In Canada's wine country, Okanagan Valley flows with quirky charm
Tim Johnson, for CNN • Updated 3rd January 2018, http://www.cnn.com/travel/arti...e-country/index.html
(CNN) — A sort of modernized log cabin with a sweeping view over a dramatic valley, the Hatch looks more like a wilderness camp than a winery.
Its logo is jarring, and weird, and kind of funny: a man with a birds-nest for a head, an egg hovering, UFO-like, just above -- like an idea, poised to hatch, or to be swallowed down the hatch.
The whole place feels like an irreverent response to the pretension that viniculture often inspires. Inside, I encounter more of the unexpected, including a few hobos.
"These are wines that don't get the recognition they deserve," Jesse Harnden, the official "arch deacon" at the Hatch explains with a crooked smile.
Fittingly, the labels for the varietals selected for their "hobo series," from Cab Franc to Muscat to Semillon, are specially-designed by a local artist named Paul Morstad, depicting ironically-drawn, shabbily-dressed gents who would look perfectly at home in a Depression-era bread line.
The whimsy continues all around me -- labels with triceratops and flying pigs and a very strange-looking creature, playing a banjo.
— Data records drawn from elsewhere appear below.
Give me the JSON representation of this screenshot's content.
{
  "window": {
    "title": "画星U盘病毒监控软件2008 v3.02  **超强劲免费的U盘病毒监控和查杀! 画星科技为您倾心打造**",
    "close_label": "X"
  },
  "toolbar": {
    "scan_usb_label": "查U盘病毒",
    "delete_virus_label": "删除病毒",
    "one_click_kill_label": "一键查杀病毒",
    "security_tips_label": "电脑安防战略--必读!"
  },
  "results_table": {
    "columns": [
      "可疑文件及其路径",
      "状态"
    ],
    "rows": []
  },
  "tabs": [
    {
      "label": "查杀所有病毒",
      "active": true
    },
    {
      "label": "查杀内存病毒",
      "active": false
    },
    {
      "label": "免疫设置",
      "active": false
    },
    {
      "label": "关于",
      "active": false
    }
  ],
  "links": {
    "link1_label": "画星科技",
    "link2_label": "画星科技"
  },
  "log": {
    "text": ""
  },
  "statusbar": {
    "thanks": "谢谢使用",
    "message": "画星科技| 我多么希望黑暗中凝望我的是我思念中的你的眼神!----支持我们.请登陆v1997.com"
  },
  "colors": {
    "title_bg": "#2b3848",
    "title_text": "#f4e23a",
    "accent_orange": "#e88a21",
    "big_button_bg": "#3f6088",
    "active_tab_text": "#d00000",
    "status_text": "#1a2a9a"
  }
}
"Every one of our wines has a story," says the arch deacon.
I'm in the Okanagan Valley near the city of Kelowna, which sits at the center of one of Canada's fastest-growing wine regions.
A scheduled stop Tuesday on the Duke and Duchess of Cambridge's late-September royal visit to British Columbia, Kelowna, a city of 117,000, and the surrounding area is less known than Sonoma or Napa or even Niagara, but this valley has changed dramatically in the last three decades.